Göle uzanan küçük iskeleye oturup ayaklarımızı suya daldırdık. Biz, İstanbul’dan birlikte gelen BeenMaya, Guguk Kuşu, Düş ve ben. Ayaklarımız bir günden fazla bir zamandır ayakkabıdan çıkmadığı için çok iyi geldi, yorgunluğu azaldı biraz. Fotoğraflarımızı çektik kendi kendimize. Derken, bağevinin müşterilerinden bir kadın ve iki-üç yaşlarında bir çocuk geldi yanımıza; çocuğun adı Noyan. Konuşturmak, biraz da korkutmak için, “gel sen de gir suya” dedim. Oo beyimiz korkmak bir yana hemen atladı kollarıma. Bıraksak minicik spor ayakkabılarıyla birlikte dalacak üstelik. Annesi ayakkabı ve çoraplarını çıkardı. Kollarından tutup suya sarkıttım. Mutluydu. Suya öyle dikkatle ve merakla bakıyordu ki bıraksam o arzuyla hiç korkmadan gölün dibine inip yosunları falan inceleyecekti. “Suyu çok seviyor” dedi annesi... Mutluyduk. O an hiç bitmesin istedik.

Ağırlıklarımızı emanete bıraktıktan sonra bağevinin çevresini gezmeye başladık. Yine dördümüz; kızıl saçlı üç kız ve kır saçlı bir adam. Salıncaklar, hamaklar serpiştirilmişti toz toprak içindeki kırık dökük bahçeye. Kızlar önce hamaklara hücum etti, biraz uzanıp beceriksizce sallanmaya, birbirlerini sallamaya çalıştılar. İstedikleri rahatlığı bulamadılar ama eğleniyorlardı, maksat da oydu zaten. Hamakları bırakıp salıncaklara koştular bu defa. Biraz da orada sallandılar neşe içinde. Ben kamerayla görüntülemeye çalıştım. Salıncağın mutlulukla çok yakın bir ilişkisi vardır. Mutluyduk.

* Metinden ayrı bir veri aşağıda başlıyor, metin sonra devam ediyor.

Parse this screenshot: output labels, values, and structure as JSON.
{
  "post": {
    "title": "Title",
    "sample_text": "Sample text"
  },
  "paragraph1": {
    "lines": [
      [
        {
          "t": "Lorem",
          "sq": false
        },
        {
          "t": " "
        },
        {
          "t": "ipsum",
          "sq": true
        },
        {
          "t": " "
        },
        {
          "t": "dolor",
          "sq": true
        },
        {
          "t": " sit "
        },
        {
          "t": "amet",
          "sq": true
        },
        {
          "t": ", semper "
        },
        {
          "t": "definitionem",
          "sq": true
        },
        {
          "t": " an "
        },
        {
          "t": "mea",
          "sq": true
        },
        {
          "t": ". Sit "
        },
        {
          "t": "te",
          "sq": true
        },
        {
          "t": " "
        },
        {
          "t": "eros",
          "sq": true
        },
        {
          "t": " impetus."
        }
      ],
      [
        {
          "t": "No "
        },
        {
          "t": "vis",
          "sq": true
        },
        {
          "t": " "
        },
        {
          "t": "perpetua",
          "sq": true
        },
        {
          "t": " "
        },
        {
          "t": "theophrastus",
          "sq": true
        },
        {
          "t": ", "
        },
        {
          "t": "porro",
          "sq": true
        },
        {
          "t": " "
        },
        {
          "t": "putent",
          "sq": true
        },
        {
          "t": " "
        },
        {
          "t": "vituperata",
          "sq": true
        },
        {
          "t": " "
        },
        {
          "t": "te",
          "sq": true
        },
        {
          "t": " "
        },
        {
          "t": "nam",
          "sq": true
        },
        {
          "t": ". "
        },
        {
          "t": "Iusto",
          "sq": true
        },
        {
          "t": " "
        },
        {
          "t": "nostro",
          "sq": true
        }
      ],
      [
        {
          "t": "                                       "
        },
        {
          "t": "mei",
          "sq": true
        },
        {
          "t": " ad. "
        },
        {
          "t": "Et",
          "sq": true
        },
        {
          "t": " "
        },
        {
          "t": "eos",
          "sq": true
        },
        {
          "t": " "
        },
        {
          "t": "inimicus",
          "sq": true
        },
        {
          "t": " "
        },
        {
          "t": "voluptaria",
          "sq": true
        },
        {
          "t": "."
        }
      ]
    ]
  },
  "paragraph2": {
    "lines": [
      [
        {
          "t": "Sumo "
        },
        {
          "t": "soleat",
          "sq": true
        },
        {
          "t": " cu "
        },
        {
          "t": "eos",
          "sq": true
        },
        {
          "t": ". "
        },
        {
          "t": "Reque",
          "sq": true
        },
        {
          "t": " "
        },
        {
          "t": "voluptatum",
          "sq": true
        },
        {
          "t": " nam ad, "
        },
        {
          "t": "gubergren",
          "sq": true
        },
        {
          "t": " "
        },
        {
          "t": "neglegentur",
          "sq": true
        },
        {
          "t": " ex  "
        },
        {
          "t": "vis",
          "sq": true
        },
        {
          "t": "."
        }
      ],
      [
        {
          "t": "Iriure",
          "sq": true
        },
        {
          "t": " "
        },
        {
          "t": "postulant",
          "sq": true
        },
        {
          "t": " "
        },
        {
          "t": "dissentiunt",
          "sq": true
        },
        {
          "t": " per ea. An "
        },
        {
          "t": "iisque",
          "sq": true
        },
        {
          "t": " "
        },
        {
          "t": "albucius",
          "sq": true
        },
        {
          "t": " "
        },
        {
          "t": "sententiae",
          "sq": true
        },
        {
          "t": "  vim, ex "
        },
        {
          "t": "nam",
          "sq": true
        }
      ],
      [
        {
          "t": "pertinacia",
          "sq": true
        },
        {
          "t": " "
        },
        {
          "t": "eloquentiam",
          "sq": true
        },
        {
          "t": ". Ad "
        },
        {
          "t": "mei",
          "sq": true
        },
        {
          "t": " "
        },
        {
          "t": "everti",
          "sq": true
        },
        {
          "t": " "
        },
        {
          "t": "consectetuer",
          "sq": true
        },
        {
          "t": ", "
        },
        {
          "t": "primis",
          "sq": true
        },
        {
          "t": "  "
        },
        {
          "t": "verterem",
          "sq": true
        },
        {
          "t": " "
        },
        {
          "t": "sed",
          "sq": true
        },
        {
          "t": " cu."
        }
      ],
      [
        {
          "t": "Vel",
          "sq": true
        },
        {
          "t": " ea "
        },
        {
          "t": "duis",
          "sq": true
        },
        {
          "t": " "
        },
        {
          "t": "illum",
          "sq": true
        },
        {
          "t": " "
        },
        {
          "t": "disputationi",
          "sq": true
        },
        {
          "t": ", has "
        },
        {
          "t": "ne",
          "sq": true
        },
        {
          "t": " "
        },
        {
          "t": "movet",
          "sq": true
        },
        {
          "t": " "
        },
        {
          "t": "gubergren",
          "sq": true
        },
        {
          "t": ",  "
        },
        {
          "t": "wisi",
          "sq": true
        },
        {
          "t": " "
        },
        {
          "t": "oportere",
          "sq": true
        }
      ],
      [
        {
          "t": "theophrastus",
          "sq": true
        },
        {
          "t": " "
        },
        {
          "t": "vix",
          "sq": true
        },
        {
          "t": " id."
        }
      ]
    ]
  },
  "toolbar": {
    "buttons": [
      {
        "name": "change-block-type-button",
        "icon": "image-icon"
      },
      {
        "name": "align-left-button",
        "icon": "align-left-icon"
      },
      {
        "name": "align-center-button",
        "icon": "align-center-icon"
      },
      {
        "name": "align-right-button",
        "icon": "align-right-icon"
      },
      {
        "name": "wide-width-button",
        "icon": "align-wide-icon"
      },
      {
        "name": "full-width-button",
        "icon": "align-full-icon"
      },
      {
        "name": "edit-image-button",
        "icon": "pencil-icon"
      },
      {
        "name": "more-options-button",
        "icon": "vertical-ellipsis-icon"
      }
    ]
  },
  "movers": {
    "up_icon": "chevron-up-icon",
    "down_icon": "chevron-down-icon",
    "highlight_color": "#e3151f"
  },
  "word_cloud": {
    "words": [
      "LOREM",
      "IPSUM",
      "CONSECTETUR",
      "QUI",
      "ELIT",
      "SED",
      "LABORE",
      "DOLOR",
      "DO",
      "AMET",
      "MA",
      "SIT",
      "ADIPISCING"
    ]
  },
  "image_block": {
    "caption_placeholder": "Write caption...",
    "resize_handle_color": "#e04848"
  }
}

İskelede ayaklarımızı suya uzatmış otururken bir su yılanı hızla gelip geçti ayaklarımızın arasından. Yaklaşık bir metre boyunda, yeşil sarı benekli, incecik sevimli bir yılan. Bir süre kaybolup sonra suyun yüzüne kadar uzanmış yosunların üzerine çıkıp tembel tembel güneşlenmeye başladı. Mutluydu. Uzun süredir ilk kez evcil olmayan bir canlı görüyordum. Biz insanların bütün gücümüzle yok etmeye çalışmamıza rağmen tabiatın hâlâ canlı kalmak için direnmesine sevindim. Ona bir isim koydum ama kimseye söylemedim: “İnce Memed”... İnce Memed o yosunların üstünde yatar, biz o tahta iskelenin üzerinde oturur, su, yılanlar, havanın dayanılabilir sıcaklığı ve güneş üzerine sohbet ederken mutluyduk.

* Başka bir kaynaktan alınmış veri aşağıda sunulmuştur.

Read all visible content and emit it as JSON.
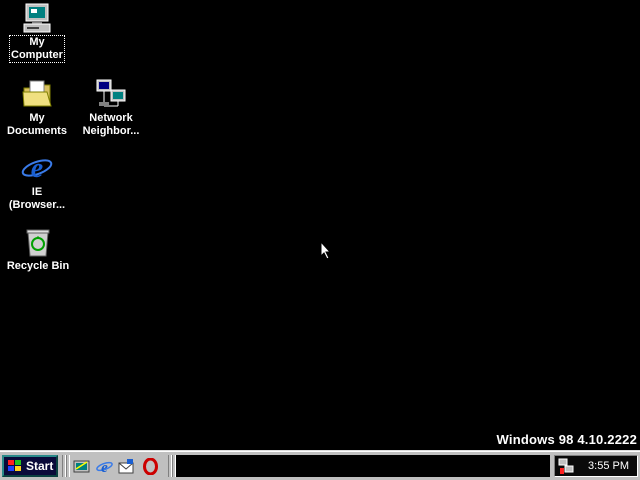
{
  "desktop": {
    "icons": [
      {
        "id": "my-computer",
        "label": "My\nComputer",
        "icon": "my-computer-icon"
      },
      {
        "id": "my-documents",
        "label": "My\nDocuments",
        "icon": "folder-documents-icon"
      },
      {
        "id": "network",
        "label": "Network\nNeighbor...",
        "icon": "network-neighborhood-icon"
      },
      {
        "id": "ie",
        "label": "IE\n(Browser...",
        "icon": "internet-explorer-icon"
      },
      {
        "id": "recycle",
        "label": "Recycle Bin",
        "icon": "recycle-bin-icon"
      }
    ],
    "version_text": "Windows 98 4.10.2222"
  },
  "taskbar": {
    "start_label": "Start",
    "quick_launch": [
      {
        "name": "show-desktop-icon"
      },
      {
        "name": "internet-explorer-icon"
      },
      {
        "name": "outlook-express-icon"
      },
      {
        "name": "opera-icon"
      }
    ],
    "clock": "3:55 PM"
  },
  "colors": {
    "desktop_bg": "#000000",
    "taskbar_bg": "#c0c0c0",
    "start_bg": "#0a0a3a",
    "ie_blue": "#1a5fd1",
    "opera_red": "#cc0000"
  }
}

Gölün kıyısındaki platformda bizim için yan yana bitiştirilmiş masalara geçtik. Gün öğleni biraz geçerken öteki arkadaşlarımız da yavaş yavaş gelmeye başladı. Bir fotoğraf var. Ayakta sırasıyla, Yağmur Zamanı, Nihal Yetkin, Fulya, Hoşsada, Ayrıntıda Gezinmek, Düş, Beenmaya, Guguk Kuşu ortada da ben. Kamerayı da Feyhan’a vermişiz. Bir anı dondurmuşuz. Yaşlansak da, birbirimize küsüp hiç görüşmesek de hayatın acımasız hızından birkaç saniyelik bir anı kesip almışız sonsuza kadar. En azından o anlığına mutluyuz.

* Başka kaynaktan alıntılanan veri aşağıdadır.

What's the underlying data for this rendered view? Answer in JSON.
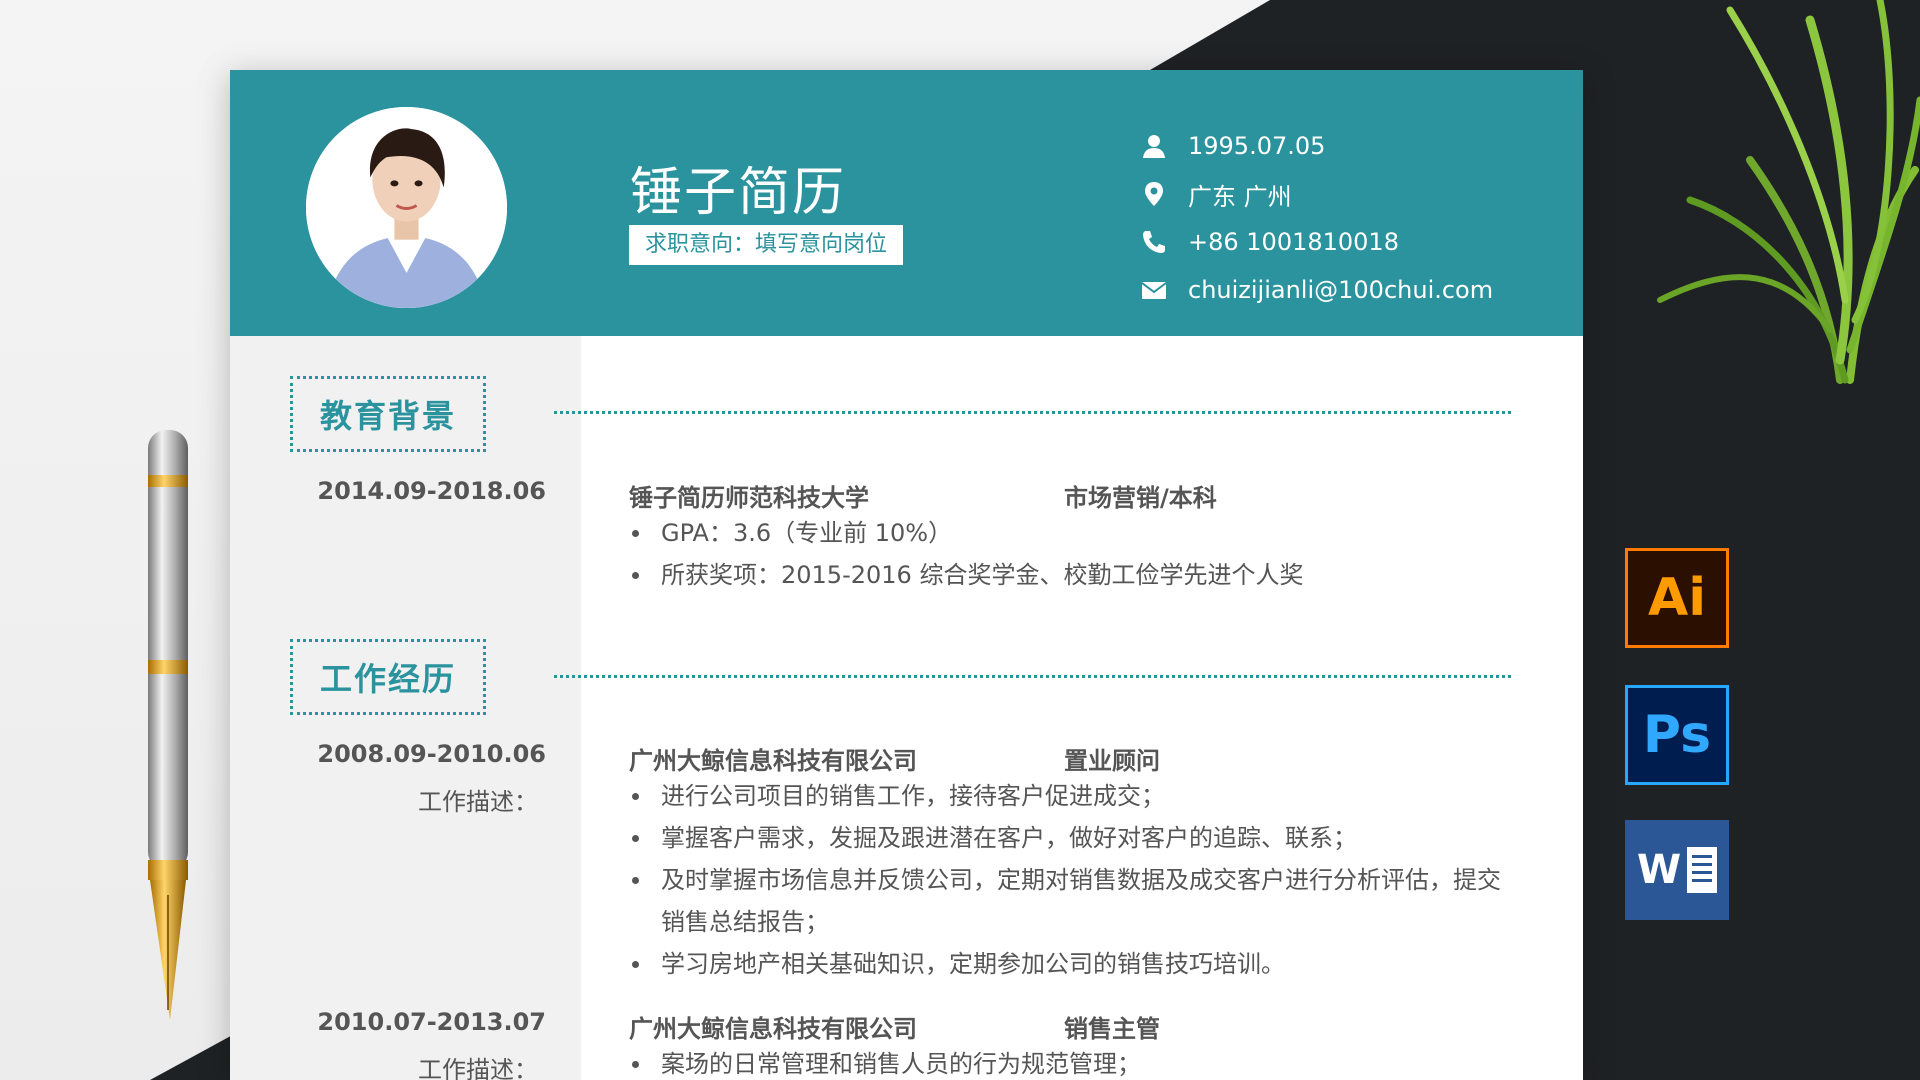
{
  "resume": {
    "name": "锤子简历",
    "intent": "求职意向：填写意向岗位",
    "contact": {
      "birth": "1995.07.05",
      "location": "广东 广州",
      "phone": "+86 1001810018",
      "email": "chuizijianli@100chui.com"
    },
    "education": {
      "title": "教育背景",
      "date": "2014.09-2018.06",
      "school": "锤子简历师范科技大学",
      "major": "市场营销/本科",
      "bullets": [
        "GPA：3.6（专业前 10%）",
        "所获奖项：2015-2016 综合奖学金、校勤工俭学先进个人奖"
      ]
    },
    "work": {
      "title": "工作经历",
      "jobs": [
        {
          "date": "2008.09-2010.06",
          "desc_label": "工作描述：",
          "company": "广州大鲸信息科技有限公司",
          "role": "置业顾问",
          "bullets": [
            "进行公司项目的销售工作，接待客户促进成交；",
            "掌握客户需求，发掘及跟进潜在客户，做好对客户的追踪、联系；",
            "及时掌握市场信息并反馈公司，定期对销售数据及成交客户进行分析评估，提交销售总结报告；",
            "学习房地产相关基础知识，定期参加公司的销售技巧培训。"
          ]
        },
        {
          "date": "2010.07-2013.07",
          "desc_label": "工作描述：",
          "company": "广州大鲸信息科技有限公司",
          "role": "销售主管",
          "bullets": [
            "案场的日常管理和销售人员的行为规范管理；"
          ]
        }
      ]
    }
  },
  "icons": {
    "ai_label": "Ai",
    "ps_label": "Ps",
    "word_label": "W"
  },
  "colors": {
    "accent": "#2a939e"
  }
}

Derken kalabalıklaşıyoruz birden, İlyas Bayram, Neşe Evrim, Meltem, Nezom, Mehmet Eren, Ahmet Aydın, Deniz, Tuğba, Barış, Pirmete, Akdenizli, A-siyazar, H. Levent, Latif bey ve ailesi, Gülçin, Yağmur Zamanı-Sema’nın eşi Mehmet bey ve çocukları, daha sonraki saatlerde Semra Çetinkaya, Alev Meisel ve eşi –yanlış hatırlamıyorsam- Robert, en sonda da Solohan katılıyor aramıza (adını unuttuğum arkadaşları hatırladıkça güncelleyeceğim). Ne yapacaklarını tam bilmeyen ama güler yüzleri ve sevimlilikleriyle hataları bile sevimli hale getiren garsonlara siparişlerimizi veriyoruz. Çok acıktım ama o anda en çok istediğim şey soğuk bir bira. “Bana acilen soğuk bir bira” diyorum. Biraz gecikse de ulaşıyor nihayet, “buluşmamıza” deyip kadehimi havaya kaldırdıktan sonra kocaman bir yudum alıyorum. Arpa suyu gırtlağımdan aşağıya akarken geçtiği yerlerde serin bir iz bırakıyor. Mutluyum.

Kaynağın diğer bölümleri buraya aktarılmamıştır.